The Numbers on Malaysia’s 14th General Election

The 14th General Election (GE14), held on May 9, saw the first-ever change in ruling government. Compared with the last general election, the outgoing ruling government, BN, suffered a historic loss of 55 parliamentary seats, gaining only 79 seats in GE14.

The Pakatan Harapan (PH) coalition and its ally, Parti Warisan (Warisan), on the other hand, won 121 parliamentary seats, with a slim majority to form a government. PAS, being separated from the PH coalition in GE14, consolidated its winning power in Kelantan and Terengganu by gaining 18 seats in parliament. Parti Solidariti Tanah Airku (STAR) took one parliamentary seat in Sabah while other parliamentary seats went to three independent candidates.

Looking at the breakdown by states, the PH alliance made significant gains in Kedah, Johor, Sabah and Sarawak. Johor, in particular, recorded the highest increase in parliamentary seats from 19.2% in the last election to 69.2% in GE14. In Sabah, with Warisan as an ally, PH added nine seats to its tally, marking an increase of 42.3% in seats (Figure 1).

BN, however, saw a tremendous loss of seats in all states except Kelantan, where it kept the same number of seats won in the previous election. As for PAS, in addition to Kelantan and Terengganu, they also stamped their influence in Kedah by winning a total of three parliamentary seats.

In Penang, PH wrested the parliamentary seat of Balik Pulau, which was previously won by BN, resulting in the coalition winning 81.8% of Penang’s parliamentary seats in GE14.

In terms of total votes cast, PH obtained 48.1% compared to BN’s 33.7%, with PAS attaining 16.9% of votes. The political scene in Malaysia is largely dominated by these three factions, with a paltry 1.3% of votes going to the other opposition parties and independents.

Within the BN alliance, there is a large reliance on Umno’s performance, with the party dominating BN’s vote share by 63.2%. In fact, the second biggest party in terms of vote share within the coalition is MCA with only 14.6%. In contrast, the PH coalition indicates a more balanced vote share with none of the parties or its allies having a vote share of more than 50%, as seen in Figure 2.

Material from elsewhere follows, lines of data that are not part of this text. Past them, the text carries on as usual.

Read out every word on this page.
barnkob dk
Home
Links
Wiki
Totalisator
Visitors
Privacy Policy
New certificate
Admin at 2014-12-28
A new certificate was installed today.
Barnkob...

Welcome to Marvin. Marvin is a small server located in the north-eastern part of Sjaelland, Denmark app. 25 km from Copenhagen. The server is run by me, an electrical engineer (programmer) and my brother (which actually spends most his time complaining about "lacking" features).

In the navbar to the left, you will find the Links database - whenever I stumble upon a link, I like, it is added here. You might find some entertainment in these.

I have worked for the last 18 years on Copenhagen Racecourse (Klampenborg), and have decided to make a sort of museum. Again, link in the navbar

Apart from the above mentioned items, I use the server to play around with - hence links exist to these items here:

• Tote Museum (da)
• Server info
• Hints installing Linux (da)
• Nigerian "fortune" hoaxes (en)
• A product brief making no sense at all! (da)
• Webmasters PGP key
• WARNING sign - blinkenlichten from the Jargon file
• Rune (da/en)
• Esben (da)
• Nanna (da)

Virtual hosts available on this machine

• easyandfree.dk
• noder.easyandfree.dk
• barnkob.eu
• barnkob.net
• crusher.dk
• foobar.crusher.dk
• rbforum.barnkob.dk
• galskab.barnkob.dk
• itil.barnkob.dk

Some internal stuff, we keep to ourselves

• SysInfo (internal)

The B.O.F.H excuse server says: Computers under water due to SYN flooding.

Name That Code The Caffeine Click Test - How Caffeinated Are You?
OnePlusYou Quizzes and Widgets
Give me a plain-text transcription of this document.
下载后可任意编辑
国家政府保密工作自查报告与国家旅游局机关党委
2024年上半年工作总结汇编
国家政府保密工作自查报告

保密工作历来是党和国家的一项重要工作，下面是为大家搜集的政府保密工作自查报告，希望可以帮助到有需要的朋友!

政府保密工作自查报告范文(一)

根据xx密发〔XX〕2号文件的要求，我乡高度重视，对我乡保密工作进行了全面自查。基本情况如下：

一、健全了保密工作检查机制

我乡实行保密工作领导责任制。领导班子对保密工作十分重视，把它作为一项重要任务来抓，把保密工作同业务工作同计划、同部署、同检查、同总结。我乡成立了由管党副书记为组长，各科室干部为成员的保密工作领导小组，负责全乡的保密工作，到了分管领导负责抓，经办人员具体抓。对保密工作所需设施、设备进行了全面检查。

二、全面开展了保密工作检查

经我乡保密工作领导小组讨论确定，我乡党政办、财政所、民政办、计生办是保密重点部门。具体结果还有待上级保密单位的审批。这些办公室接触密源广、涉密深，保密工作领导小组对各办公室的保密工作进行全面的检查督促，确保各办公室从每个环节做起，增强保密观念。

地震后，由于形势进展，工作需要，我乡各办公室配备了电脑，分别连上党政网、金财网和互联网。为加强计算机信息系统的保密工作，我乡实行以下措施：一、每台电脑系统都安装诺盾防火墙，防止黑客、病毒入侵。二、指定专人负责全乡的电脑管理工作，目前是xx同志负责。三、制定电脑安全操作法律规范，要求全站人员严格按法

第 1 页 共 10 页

Looking at female representation in parliament, there is a slight increase of 4.0% in the number of female parlimentarians, accounting for 32 members in GE14 (Figure 3). With Kasthuriraani Patto retaining her seat in Batu Kawan and Nurul Izzah Anwar winning her seat in Permatang Pauh, Penang sees an increase in its female parliamentarians. The greatest gains are seen in KL and Melaka, enabling women to surpass the minimum 30% representation.

Kedah and Perak showed some progress, managing to elect one female parliamentarian respectively when there were none elected previously. In fact, female representation in parliament was either maintained or increased across all states, with the exception of Negeri Sembilan and Terengganu, where no women were elected – a trend that had continued from the 13th general election.

At state level, the trend of BN’s unprecedented loss continued. Out of the 13 states they had held in the last election, they only retained Perlis and Pahang, losing six states to PH and Terengganu to PAS. The former ruling coalition’s biggest losses were in Sabah and Kedah, where they saw a huge decrease in the number of seats, with the proportion falling from 81.7% to 47.9%, and from 51.2% to 8.3% respectively. They also took a heavy loss in Johor, losing 20 seats and seeing the percentage drop from 67.9% to 33.4%.

In addition to winning an additional six states, albeit without two-thirds majority in government, PH convincingly strengthened their hold on Selangor and Penang (Figure 4).

PAS, on the other hand, exerted stronger influence in Kelantan and managed to form government in Terengganu, with the mandate of a two-third majority.

Looking into the state results for Penang, DAP is the major winner in the state, garnering 58.2% of the vote share in Penang and gaining 19 out of 40 seats in the state government (Figure 5). This is followed by its coalition partner, PKR, with a vote share of 35.9% – equivalent to 14 seats. Subsequently, Amanah and Bersatu were able to gain two seats each. Therefore, PH now has a super majority of 37 out of 40 seats in the Penang state assembly. The remaining three seats were won by Umno (two) and PAS (one).

Lastly, despite gaining 12.5% vote share in Penang, Gerakan suffered a catastrophic loss and will have no representation in the state assembly – which has been the case since the 12th General Election.

The overall increment for state assemblywomen is minute – a mere 0.6% – which is a numerical increase of three assemblywomen (Figure 6). Most states, including Penang, which had elected six assemblywomen, merely maintained their proportion of female representation from the last general election.

However, more women were elected into the state assemblies of Perlis, Kedah and Sabah. In contrast, Selangor, the state with the highest number of state assemblywomen, saw a decrease of three members in its elected female representatives.

Terengganu remains the only state in Malaysia that has no female representation in its political sphere, be it in parliament or the state assembly.